Grundschullehrer und Kitapersonal: Bund und Länder einig über schnellere Impfungen

Berlin – Die Gesundheitsminister der Länder haben sich gestern mit Bundesgesundheitsminister Jens Spahn (CDU) darauf verständigt, dass Grundschullehrer und Erzieher für Impfungen gegen SARS-CoV-2 vorgezogen werden. Der Deutsche Ethikrat ist skeptisch.
Die Lehrkräfte sowie die Kitabeschäftigten sollen nun in der Impfverordnung in Prioritätsgruppe zwei statt in Gruppe drei eingestuft werden. Sie sollen mit dem Vakzin von Astrazeneca geimpft werden.
Einige Länder beginnen bereits mit der Terminvergabe für die Impfungen. In bayerischen Schulen und Kindergärten sollen sich etwa rund 200.000 Beschäftigte so schnell wie möglich gegen das Coronavirus impfen lassen können, hieß es aus Bayern.
„Die Bundesländer haben sich ohne Gegenstimmen für diese neue Regelung ausgesprochen“, erklärte der bayerische Ressortchef Holetschek gestern Abend. Bundesgesundheitsminister Jens Spahn (CDU) habe zugesichert, die Änderung im Schnellverfahren möglichst bis Mitte dieser Woche schon in die Coronaimpfverordnung aufzunehmen.
In Kindertageseinrichtungen, Kindertagespflegestellen sowie in Schulen komme es zu zahlreichen Kontakten von Menschen aus unterschiedlichen Haushalten, hieß es zur Begründung.
Die Vorsitzende des Ethikrats, Alena Buyx, sieht die Änderungen kritisch. Sie betrachte die Entscheidung der Gesundheitsminister von Bund und Ländern mit „sehr gemischten Gefühlen“, sagte Buyx heute im Deutschlandfunk.
Sie könne zwar die politische Motivation nachvollziehen, auch wisse sie, dass Schulen und Kitas ein „essenzieller Bereich der Gesellschaft“ seien. „Ich muss aber auch gestehen: Ich hätte mir gewünscht, dass man eine erhöhte Sicherheit dort erreicht hätte, beispielsweise über Tests.“
Mit der Entscheidung der Gesundheitsminister werde ein Stück weit die Systematik der bisherigen Priorisierungen aufgegeben – nämlich „dass diejenigen, die besonders hohe Risiken haben, schwer zu erkranken oder zu versterben, oder die sich solchen Risiken im Beruf besonders aussetzen, bevorzugt werden“.
Die Ständige Impfkommission (STIKO) habe in ihren Empfehlungen zur Priorisierung „ganz klar“ befunden, dass es die Datenlage nicht hergebe, Lehr- und Kitakräfte in Gruppe zwei einzuordnen, sagte Buyx. Diese Gruppe sei eigentlich für Bürger mit ganz besonderem Schutzbedarf reserviert.

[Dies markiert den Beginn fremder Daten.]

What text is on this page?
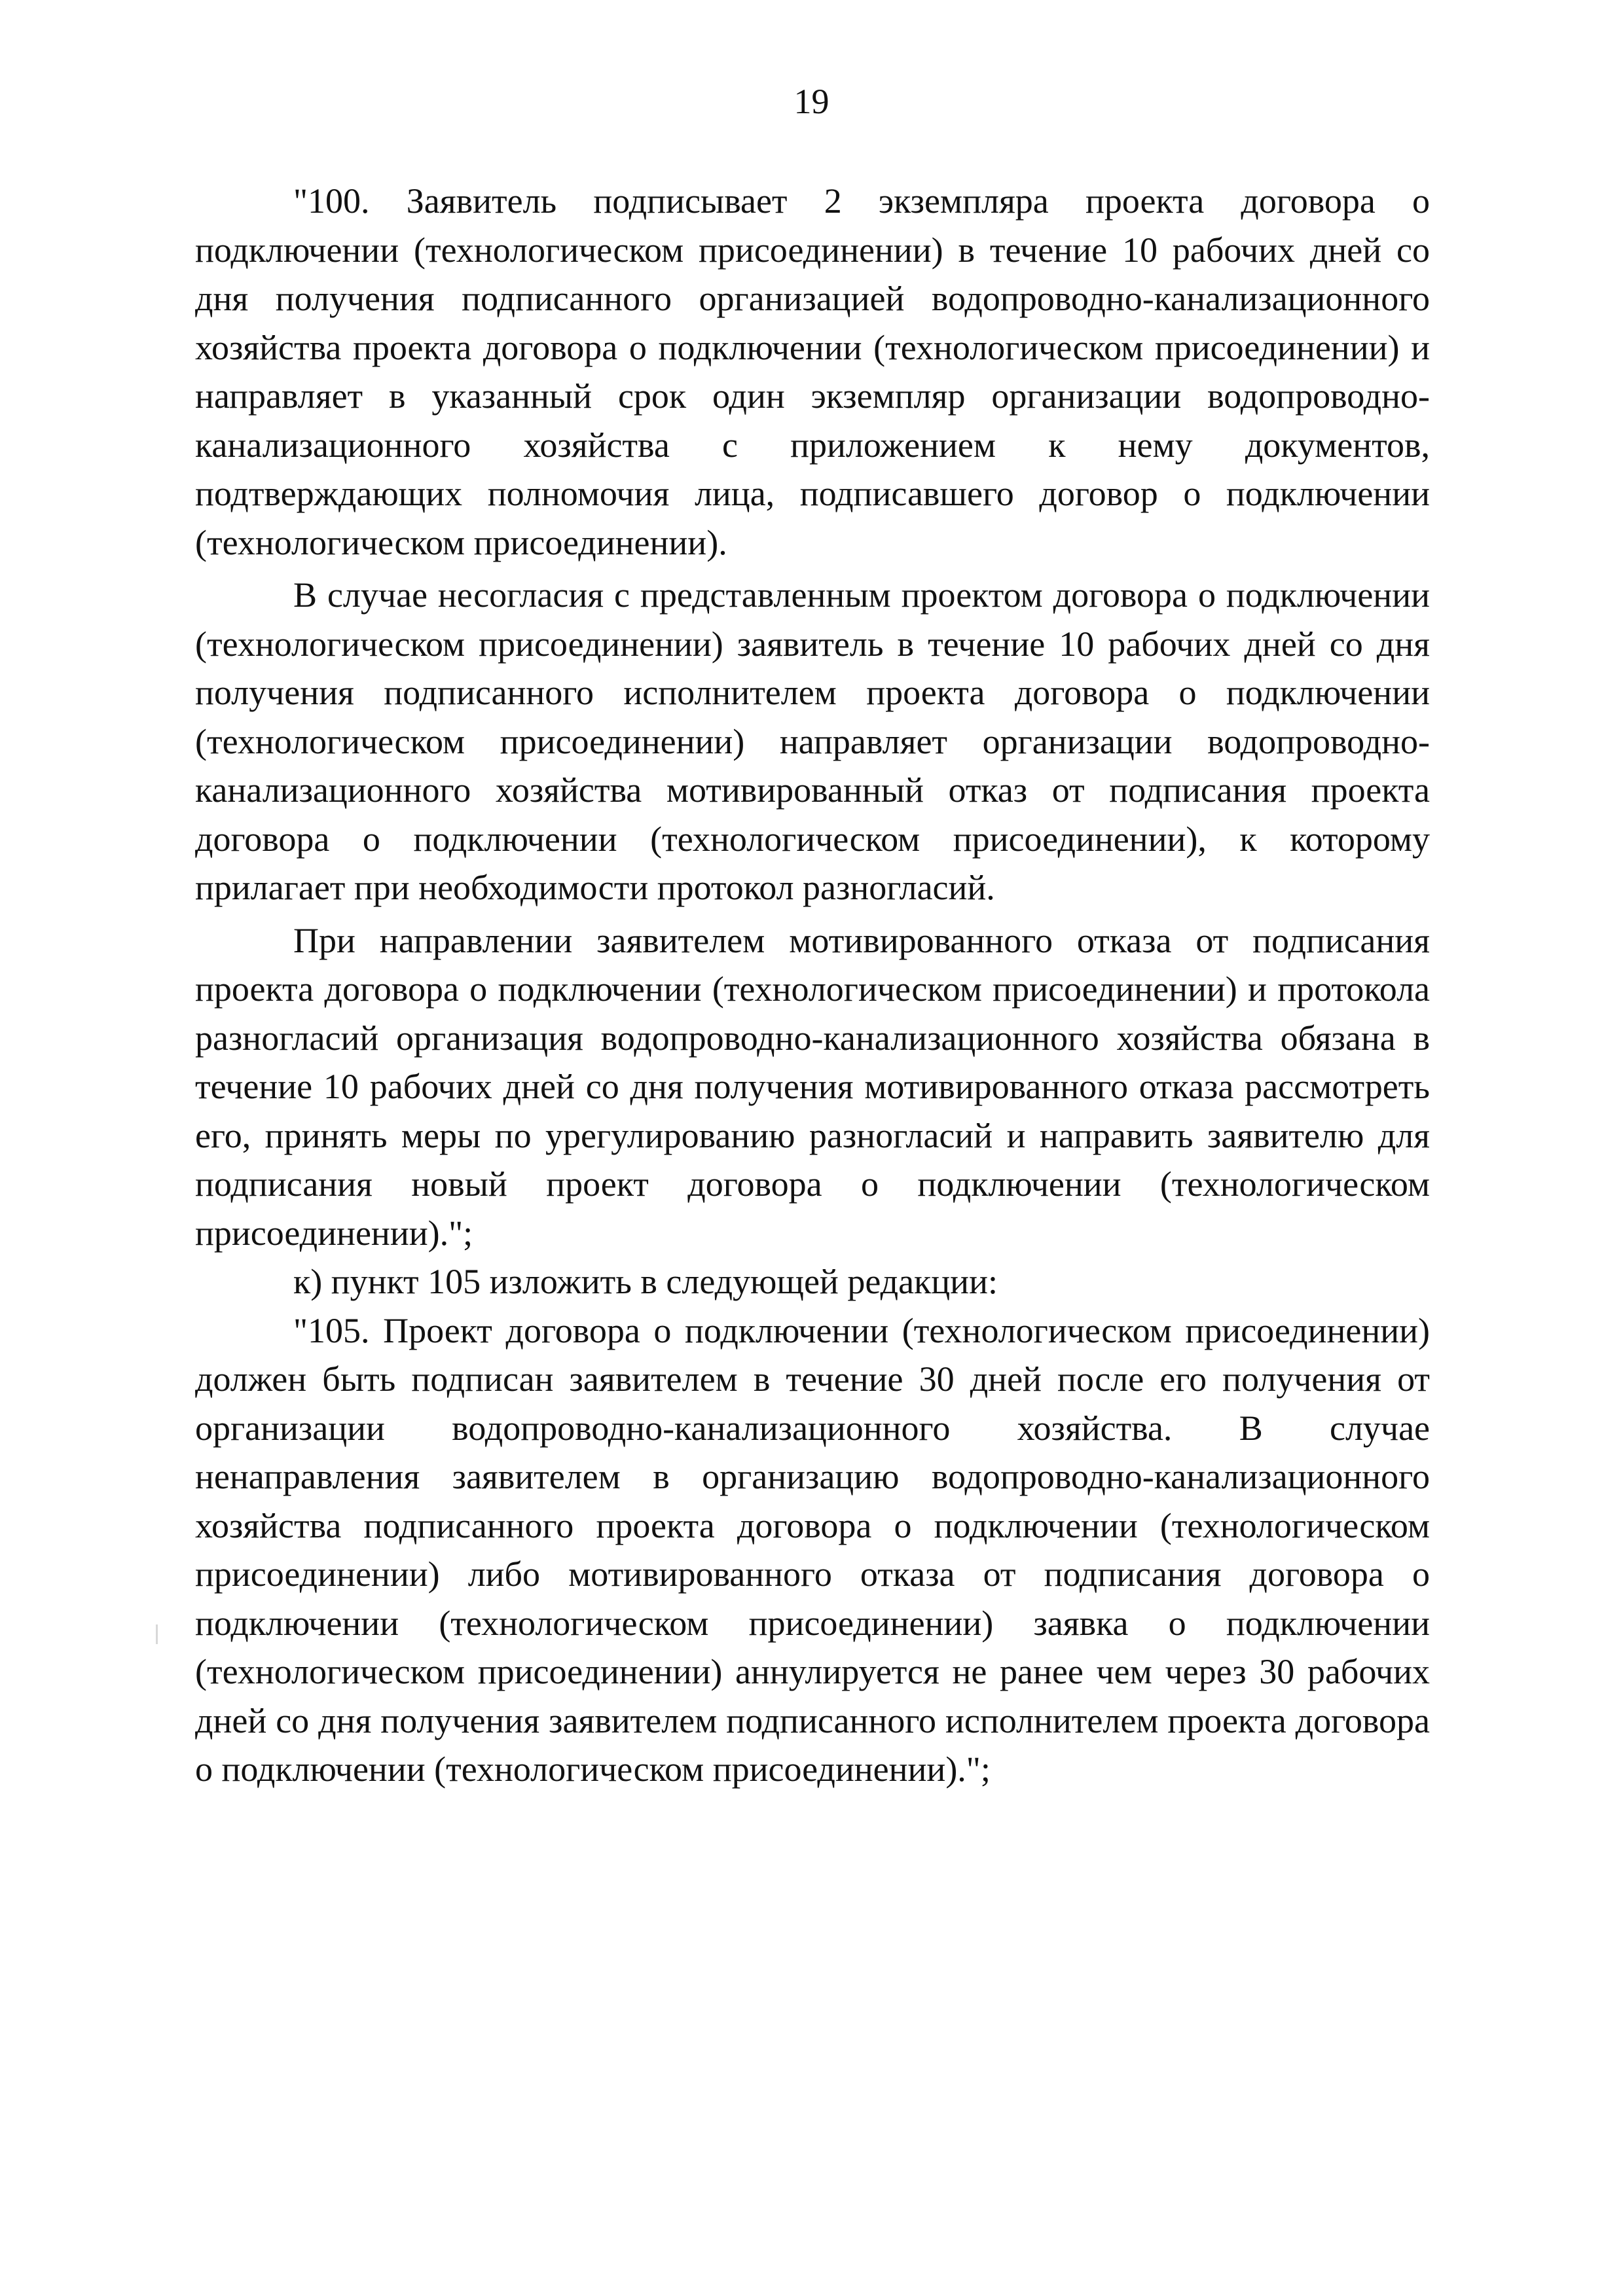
19

"100. Заявитель подписывает 2 экземпляра проекта договора о подключении (технологическом присоединении) в течение 10 рабочих дней со дня получения подписанного организацией водопроводно-канализационного хозяйства проекта договора о подключении (технологическом присоединении) и направляет в указанный срок один экземпляр организации водопроводно-канализационного хозяйства с приложением к нему документов, подтверждающих полномочия лица, подписавшего договор о подключении (технологическом присоединении).

В случае несогласия с представленным проектом договора о подключении (технологическом присоединении) заявитель в течение 10 рабочих дней со дня получения подписанного исполнителем проекта договора о подключении (технологическом присоединении) направляет организации водопроводно-канализационного хозяйства мотивированный отказ от подписания проекта договора о подключении (технологическом присоединении), к которому прилагает при необходимости протокол разногласий.

При направлении заявителем мотивированного отказа от подписания проекта договора о подключении (технологическом присоединении) и протокола разногласий организация водопроводно-канализационного хозяйства обязана в течение 10 рабочих дней со дня получения мотивированного отказа рассмотреть его, принять меры по урегулированию разногласий и направить заявителю для подписания новый проект договора о подключении (технологическом присоединении).";

к) пункт 105 изложить в следующей редакции:

"105. Проект договора о подключении (технологическом присоединении) должен быть подписан заявителем в течение 30 дней после его получения от организации водопроводно-канализационного хозяйства. В случае ненаправления заявителем в организацию водопроводно-канализационного хозяйства подписанного проекта договора о подключении (технологическом присоединении) либо мотивированного отказа от подписания договора о подключении (технологическом присоединении) заявка о подключении (технологическом присоединении) аннулируется не ранее чем через 30 рабочих дней со дня получения заявителем подписанного исполнителем проекта договора о подключении (технологическом присоединении).";
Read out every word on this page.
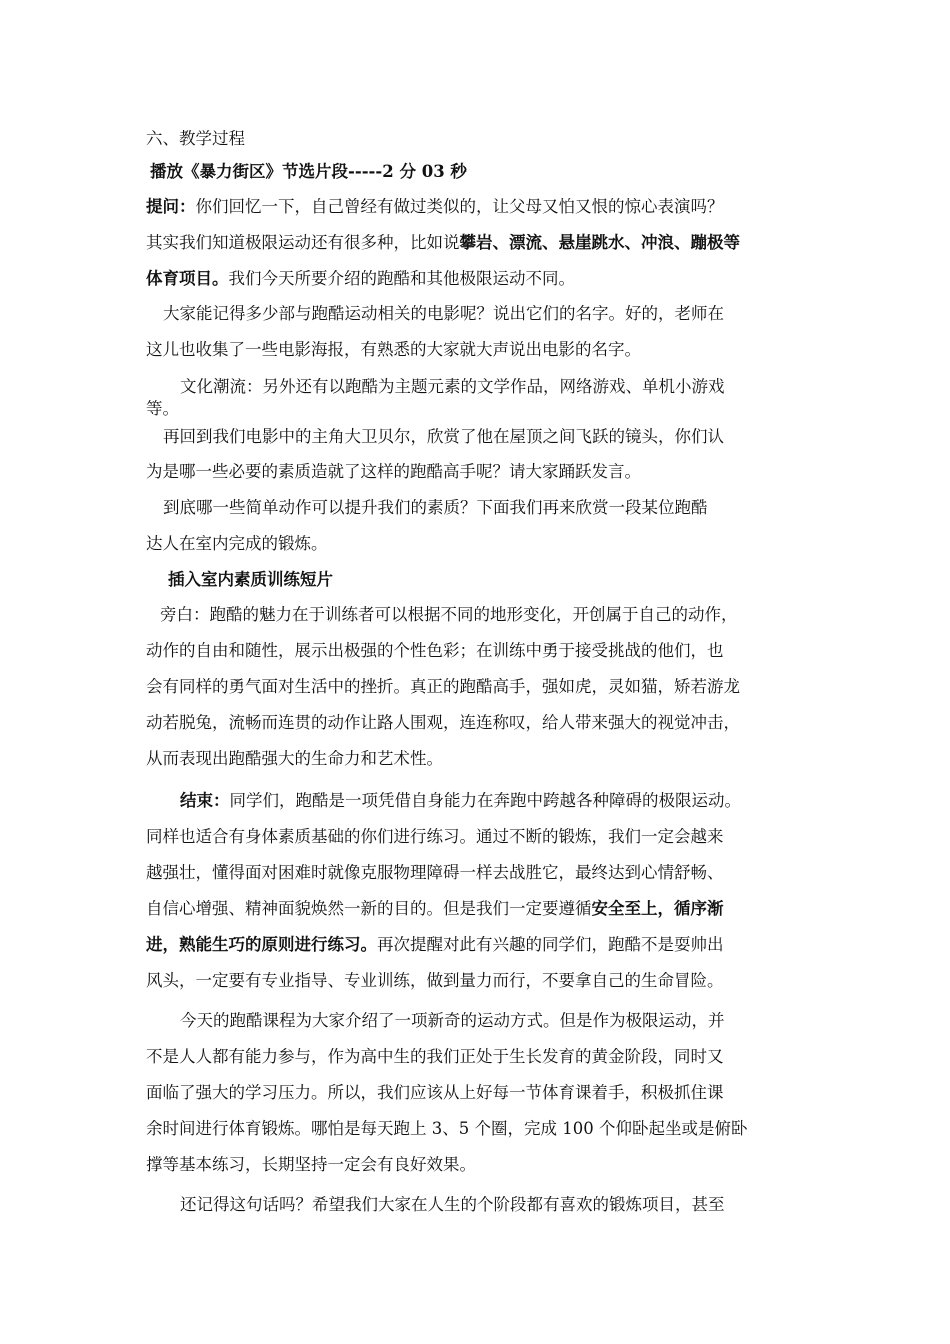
六、教学过程
播放《暴力街区》节选片段-----2 分 03 秒
提问：你们回忆一下，自己曾经有做过类似的，让父母又怕又恨的惊心表演吗？
其实我们知道极限运动还有很多种，比如说攀岩、漂流、悬崖跳水、冲浪、蹦极等
体育项目。我们今天所要介绍的跑酷和其他极限运动不同。
大家能记得多少部与跑酷运动相关的电影呢？说出它们的名字。好的，老师在
这儿也收集了一些电影海报，有熟悉的大家就大声说出电影的名字。
文化潮流：另外还有以跑酷为主题元素的文学作品，网络游戏、单机小游戏
等。
再回到我们电影中的主角大卫贝尔，欣赏了他在屋顶之间飞跃的镜头，你们认
为是哪一些必要的素质造就了这样的跑酷高手呢？请大家踊跃发言。
到底哪一些简单动作可以提升我们的素质？下面我们再来欣赏一段某位跑酷
达人在室内完成的锻炼。
插入室内素质训练短片
旁白：跑酷的魅力在于训练者可以根据不同的地形变化，开创属于自己的动作，
动作的自由和随性，展示出极强的个性色彩；在训练中勇于接受挑战的他们，也
会有同样的勇气面对生活中的挫折。真正的跑酷高手，强如虎，灵如猫，矫若游龙
动若脱兔，流畅而连贯的动作让路人围观，连连称叹，给人带来强大的视觉冲击，
从而表现出跑酷强大的生命力和艺术性。
结束：同学们，跑酷是一项凭借自身能力在奔跑中跨越各种障碍的极限运动。
同样也适合有身体素质基础的你们进行练习。通过不断的锻炼，我们一定会越来
越强壮，懂得面对困难时就像克服物理障碍一样去战胜它，最终达到心情舒畅、
自信心增强、精神面貌焕然一新的目的。但是我们一定要遵循安全至上，循序渐
进，熟能生巧的原则进行练习。再次提醒对此有兴趣的同学们，跑酷不是耍帅出
风头，一定要有专业指导、专业训练，做到量力而行，不要拿自己的生命冒险。
今天的跑酷课程为大家介绍了一项新奇的运动方式。但是作为极限运动，并
不是人人都有能力参与，作为高中生的我们正处于生长发育的黄金阶段，同时又
面临了强大的学习压力。所以，我们应该从上好每一节体育课着手，积极抓住课
余时间进行体育锻炼。哪怕是每天跑上 3、5 个圈，完成 100 个仰卧起坐或是俯卧
撑等基本练习，长期坚持一定会有良好效果。
还记得这句话吗？希望我们大家在人生的个阶段都有喜欢的锻炼项目，甚至
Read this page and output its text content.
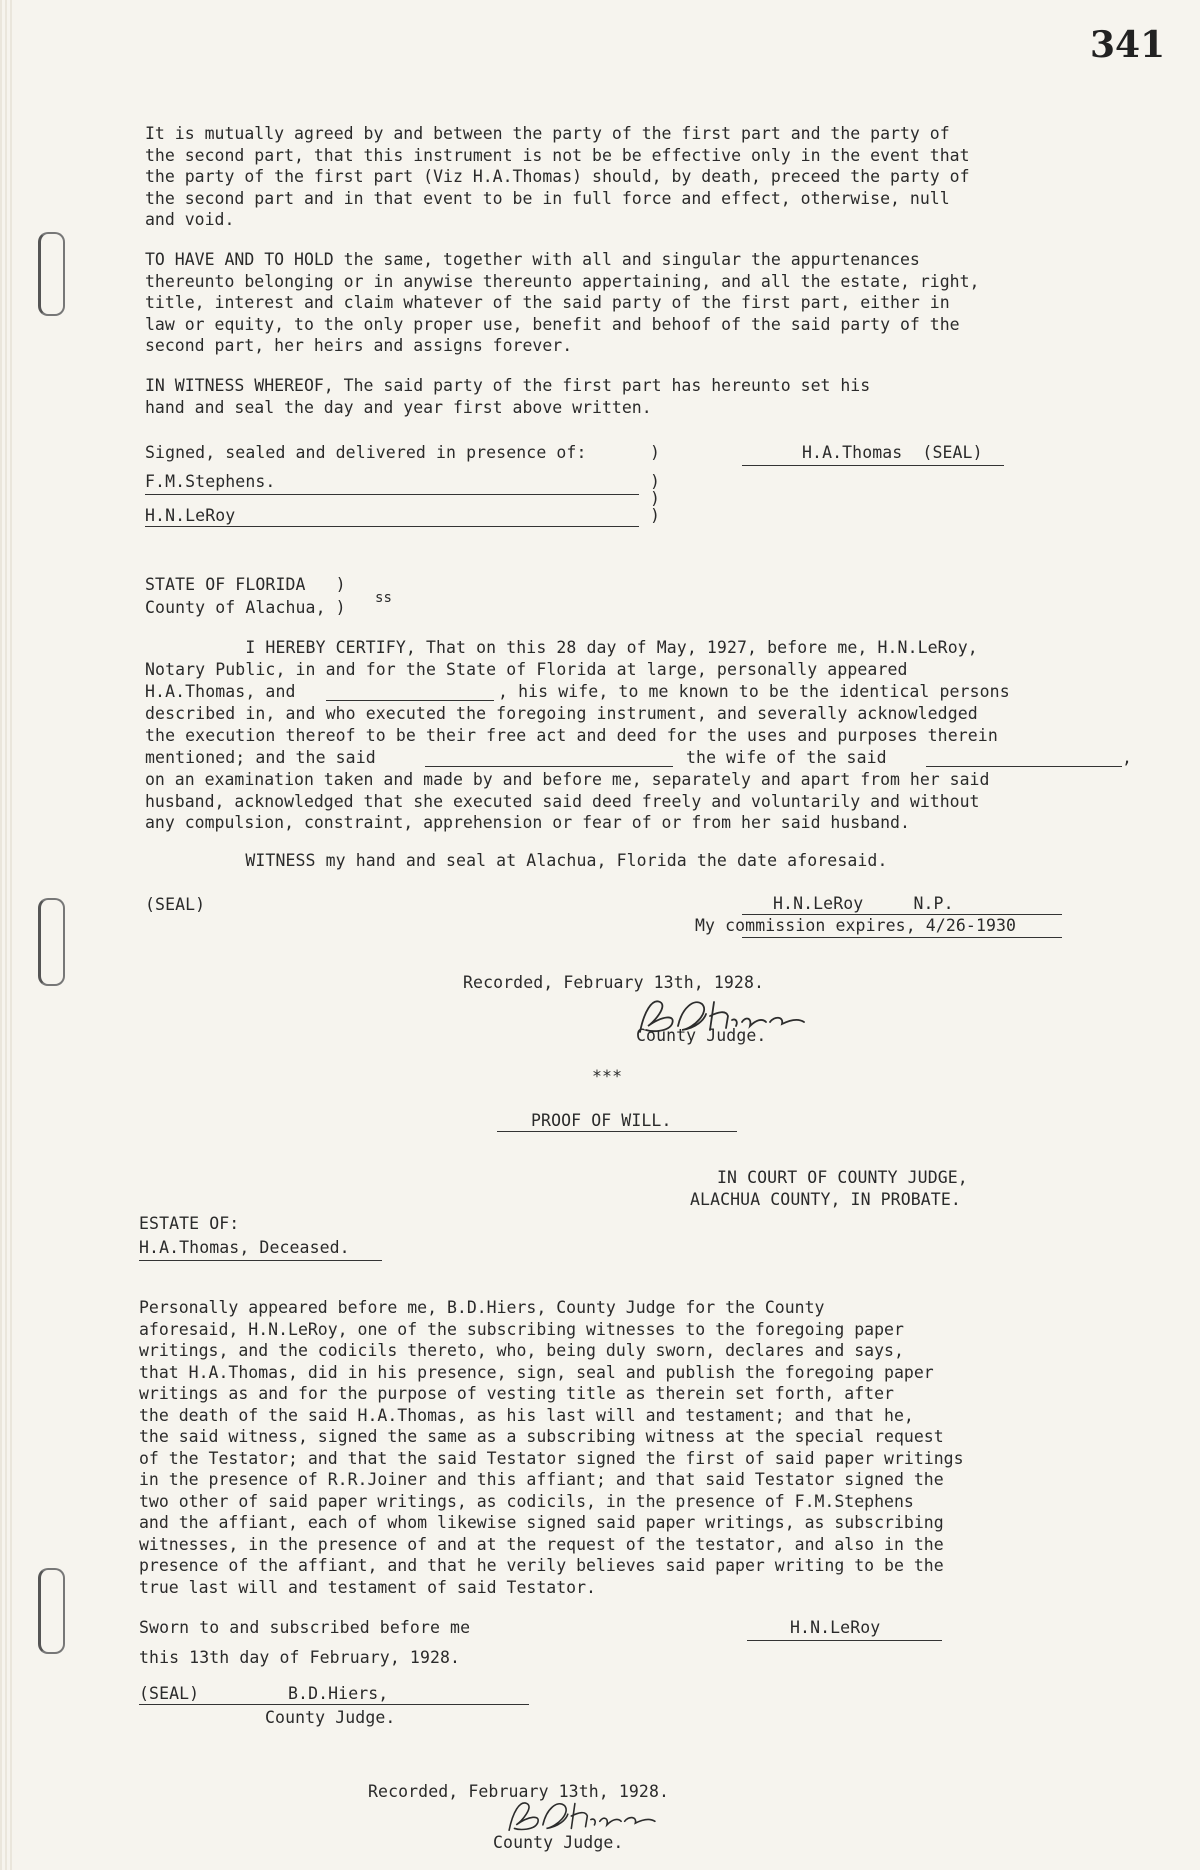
341
It is mutually agreed by and between the party of the first part and the party of
the second part, that this instrument is not be be effective only in the event that
the party of the first part (Viz H.A.Thomas) should, by death, preceed the party of
the second part and in that event to be in full force and effect, otherwise, null
and void.
TO HAVE AND TO HOLD the same, together with all and singular the appurtenances
thereunto belonging or in anywise thereunto appertaining, and all the estate, right,
title, interest and claim whatever of the said party of the first part, either in
law or equity, to the only proper use, benefit and behoof of the said party of the
second part, her heirs and assigns forever.
IN WITNESS WHEREOF, The said party of the first part has hereunto set his
hand and seal the day and year first above written.
Signed, sealed and delivered in presence of:	)	H.A.Thomas  (SEAL)
F.M.Stephens.	)
)
H.N.LeRoy	)
STATE OF FLORIDA   )
County of Alachua, ) ss
I HEREBY CERTIFY, That on this 28 day of May, 1927, before me, H.N.LeRoy,
Notary Public, in and for the State of Florida at large, personally appeared
H.A.Thomas, and	, his wife, to me known to be the identical persons
described in, and who executed the foregoing instrument, and severally acknowledged
the execution thereof to be their free act and deed for the uses and purposes therein
mentioned; and the said	the wife of the said	,
on an examination taken and made by and before me, separately and apart from her said
husband, acknowledged that she executed said deed freely and voluntarily and without
any compulsion, constraint, apprehension or fear of or from her said husband.
WITNESS my hand and seal at Alachua, Florida the date aforesaid.
(SEAL)	H.N.LeRoy     N.P.
My commission expires, 4/26-1930
Recorded, February 13th, 1928.
County Judge.
***
PROOF OF WILL.
IN COURT OF COUNTY JUDGE,
ALACHUA COUNTY, IN PROBATE.
ESTATE OF:
H.A.Thomas, Deceased.
Personally appeared before me, B.D.Hiers, County Judge for the County
aforesaid, H.N.LeRoy, one of the subscribing witnesses to the foregoing paper
writings, and the codicils thereto, who, being duly sworn, declares and says,
that H.A.Thomas, did in his presence, sign, seal and publish the foregoing paper
writings as and for the purpose of vesting title as therein set forth, after
the death of the said H.A.Thomas, as his last will and testament; and that he,
the said witness, signed the same as a subscribing witness at the special request
of the Testator; and that the said Testator signed the first of said paper writings
in the presence of R.R.Joiner and this affiant; and that said Testator signed the
two other of said paper writings, as codicils, in the presence of F.M.Stephens
and the affiant, each of whom likewise signed said paper writings, as subscribing
witnesses, in the presence of and at the request of the testator, and also in the
presence of the affiant, and that he verily believes said paper writing to be the
true last will and testament of said Testator.
Sworn to and subscribed before me
this 13th day of February, 1928.
H.N.LeRoy
(SEAL)	B.D.Hiers,
County Judge.
Recorded, February 13th, 1928.
County Judge.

„Da reden wir tatsächlich ja von Patientinnen und Patienten, die aktiv in der Chemotherapie sind, oder von Menschen, die in Arztpraxen arbeiten“, so Buyx. Das nun auch Lehr- und Kitakräfte dort eingruppiert werden sollen, „macht mir Bauchschmerzen“.
Zudem sei die Verteilung der Vakzine angesichts der knappen Impfmengen derzeit sowieso schon ein Problem. Zwar gebe es keinen „harschen Verteilungskonflikt“, und in der nächsten Zeit rechne man mit viel mehr Impfdosen. Aber klar sei derzeit auch: „Wenn Sie einer Gruppe bevorzugt etwas geben, dann fehlt es eben tatsächlich irgendwo anders“, erklärte die Ethikratsvorsitzende. So werde der Impfprozess im Gesamten verlangsamt.
Der Deutsche Lehrerverband bezeichnete die Entscheidung hingegen als überfällig. Bei der bisherigen Einordnung von Lehrern in die erst dritte Gruppe der Impfkandidaten wäre diese Berufsgruppe erst ab Mai geimpft worden – „viel zu spät für das aktuelle Schuljahr“, sagte Verbandschef Heinz-Peter Meidinger der Bild.
Meidinger merkte dazu an, wünschenswert wäre es allerdings gewesen, wenn die Schulen erst geöffnet worden wären, nachdem ein Großteil der Lehrer bereits geimpft worden wäre. Gestern hatte die Rückkehr weiterer Kinder in die Schulen in zehn Bundesländern begonnen.